NYT writer Ed Levine is talking about competition for the classic New York Italian hero from the Vietnamese, Puerto Rican and Dominican communities in NYC.
Quick sandwich tips for Toronto: California Sandwiches on Claremont St. (about a block and change north of Dundas W.) for a great Italian sandwich (the sauce!); Oliveira's at Dovercourt and College St. W. for old-skool Portuguese chicken sandwiches; and Banh Mi at Spadina just north of Dundas for tasty, dirt-cheap Vietnamese subs.
Anyway, back to the NYT story (if you can look at the photo of the high-end Vietnamese sub and not drool, you're not fully human):
EW YORK's hot heroes speak many languages. No, not the buff guys in the the firefighter calendar, but those long, crisp and slightly chewy rolls filled with meat or cheese and served hot from the oven or grill. They are working-class sandwiches, which provide comfort and sustenance any time of day or night.

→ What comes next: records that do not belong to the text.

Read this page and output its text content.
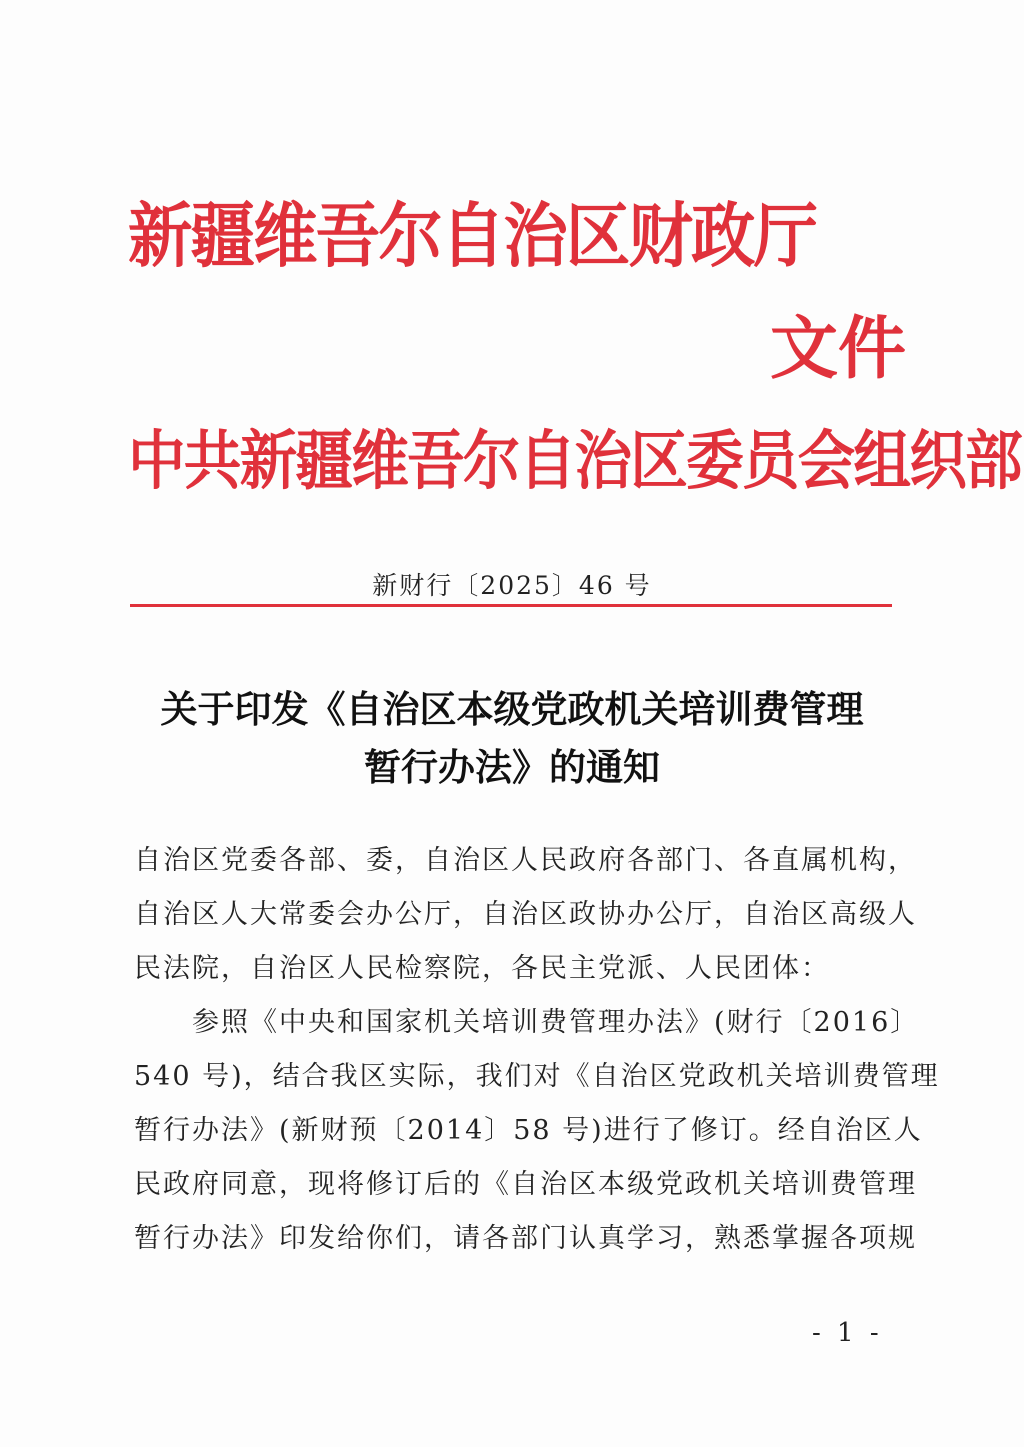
新疆维吾尔自治区财政厅
文件
中共新疆维吾尔自治区委员会组织部
新财行〔2025〕46 号
关于印发《自治区本级党政机关培训费管理
暂行办法》的通知
自治区党委各部、委，自治区人民政府各部门、各直属机构，
自治区人大常委会办公厅，自治区政协办公厅，自治区高级人
民法院，自治区人民检察院，各民主党派、人民团体：
　　参照《中央和国家机关培训费管理办法》(财行〔2016〕
540 号)，结合我区实际，我们对《自治区党政机关培训费管理
暂行办法》(新财预〔2014〕58 号)进行了修订。经自治区人
民政府同意，现将修订后的《自治区本级党政机关培训费管理
暂行办法》印发给你们，请各部门认真学习，熟悉掌握各项规
- 1 -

After writing about cold heroes last fall, I intended to limit my treatment of the hot version to the more familiar and beloved hot Italian-American heroes. But citywide wanderings over the last three months have convinced me that two other sandwiches are ready to take their rightful places in the New York hot heroes pantheon. Already on the rise as part of the New York food scene is the Vietnamese banh mi — a toasted baguette filled with pork, pickled vegetables, fresh coriander and mayonnaise. Restaurants here add things like grilled shrimp and grilled mushrooms.
Not so well known outside their communities, Dominican and Puerto Rican establishments in all five boroughs serve a roast chicken hero, complete with dark meat and skin stripped off the bone, yielding a winning combination of salty and sweet, crispy and tender.